Os estrategas de FX da Nomura referiram que os recentes ganhos da AfD em eleições regionais na Alemanha tiveram até agora pouco impacto no EUR/USD, com os mercados a tratarem o resultado como um acontecimento local e a verem um contágio limitado para a política nacional. Acrescentaram que o par continua a encontrar suporte num Banco Central Europeu (BCE) relativamente mais “hawkish”, num abrandamento do “excepcionalismo” dos EUA e na melhoria dos fluxos de carteira na área do euro, embora salientem que a política na Alemanha e em França permanece um risco em baixa, sendo Itália uma preocupação menor.
Argumentaram que implicações negativas mais claras para o euro só surgiriam se o ímpeto regional da AfD se traduzisse numa alteração nacional concreta, como eleições antecipadas, com o partido em posição para se tornar o maior no parlamento e a começar a formar-se um prémio de risco. Disseram ainda que o resultado do fim de semana esteve, no geral, em linha com as sondagens, o que ajudou a atenuar a reação do mercado, mas alertaram que novos ganhos regionais poderão levar a um escrutínio mais apertado. A Nomura indicou que se mantém comprada em EUR/USD e acrescentou que o posicionamento permanece marginalmente curto em EUR num conjunto de métricas.
Suporte ao EUR/USD em ambiente de incerteza política
Recomendamos que os traders de derivados mantenham uma inclinação “bullish” no EUR/USD nas próximas semanas, uma vez que o par continua a estar suportado por fatores fundamentais, apesar do ruído político recente na Europa. Embora o partido de direita AfD tenha registado ganhos relevantes nas recentes eleições regionais alemãs, o mercado cambial tem, em larga medida, desvalorizado o tema por o encarar como uma questão localizada. Por agora, vemos o euro a manter-se estável na faixa dos 1,10 a 1,12, apoiado por entradas de capital sólidas na zona euro.

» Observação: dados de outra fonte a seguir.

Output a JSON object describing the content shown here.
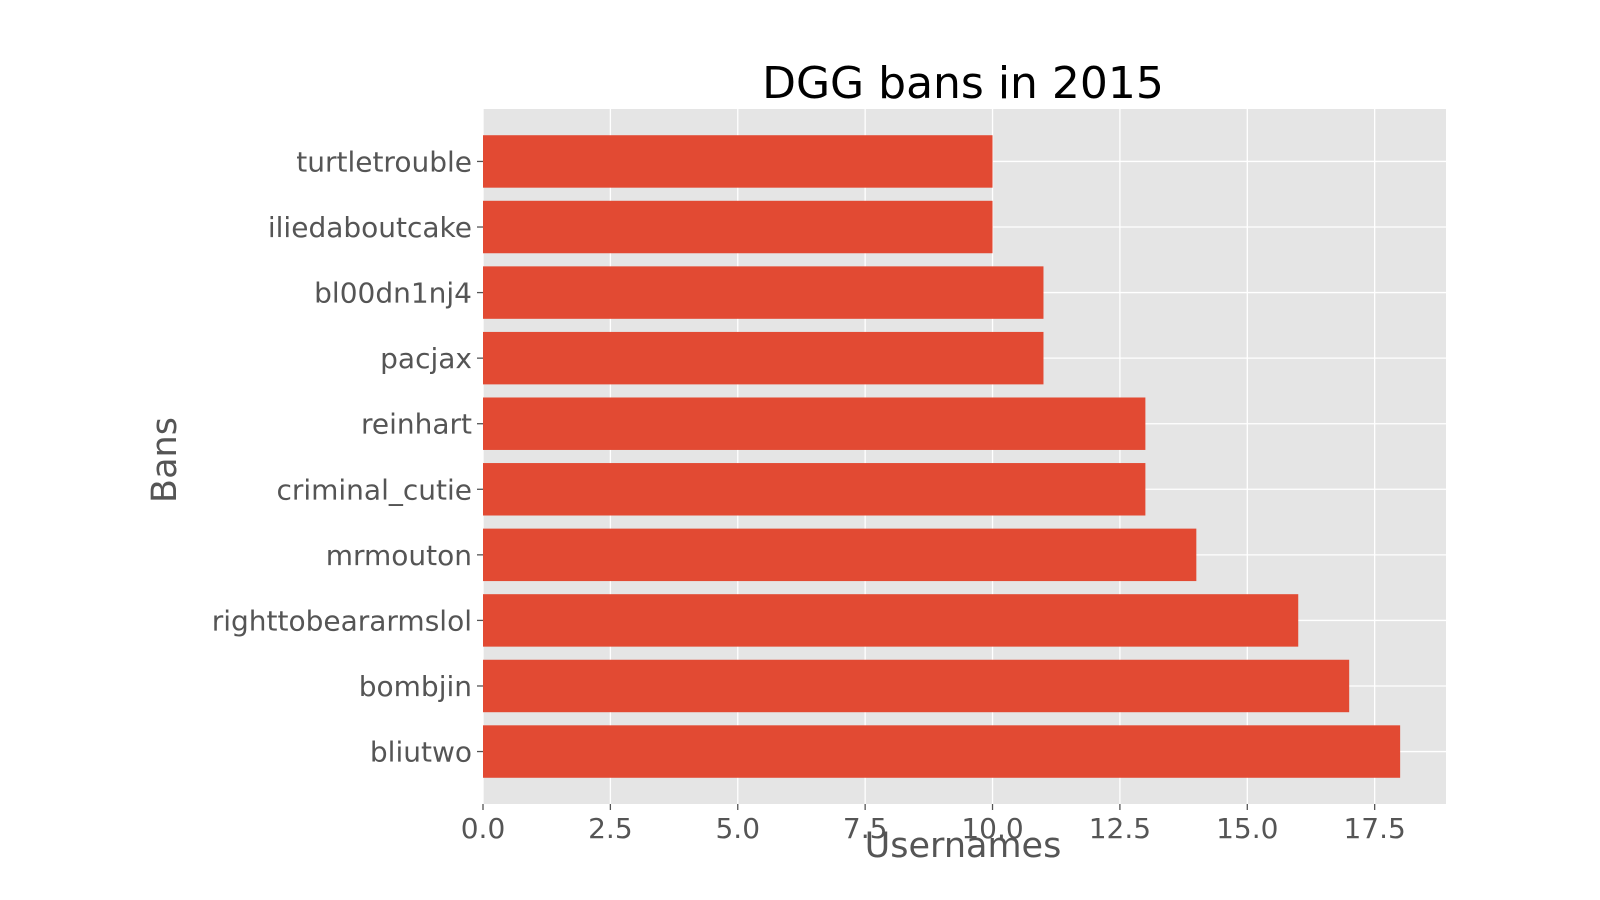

O principal motor deste momento de apreciação é um BCE relativamente mais “hawkish” face a uma Reserva Federal em abrandamento. Com a Fed a cortar as taxas de juro para apoiar uma economia norte-americana em arrefecimento, o diferencial de rendimentos entre as Treasuries dos EUA a 10 anos e os Bunds alemães estreitou para perto de 140 pontos base, o nível mais baixo em mais de um ano. Esta mudança no diferencial de taxas torna o euro cada vez mais atrativo, sobretudo numa altura em que os fluxos de carteira para ações europeias atingiram um máximo de vários meses.
Estratégias com opções e gestão de risco
Para capturar esta tendência, sugerimos que os traders recorram a opções de compra (call) sobre EUR/USD, direcionadas especificamente para o strike 1,13 com maturidades entre um e dois meses. A compra de calls permite participar no potencial de subida do euro, limitando de forma estrita o risco caso as tensões políticas se agravem subitamente. Historicamente, a volatilidade implícita do EUR/USD tende a subir antes de mudanças políticas relevantes, o que faz dos atuais níveis de volatilidade reduzida um ponto de entrada mais acessível para compradores de opções.
Ainda assim, importa manter elevada vigilância sobre a evolução política nacional na Alemanha e em França, que representa os principais riscos em baixa para este cenário. Se a instabilidade ao nível regional começar a ameaçar a coligação federal do chanceler Merz ou desencadear conversas sobre eleições legislativas antecipadas, um prémio de risco negativo será rapidamente incorporado no euro. Para cobrir este risco de cauda, aconselhamos a deter opções de venda (put) EUR/USD baratas, fora-do-dinheiro, em torno do nível 1,08.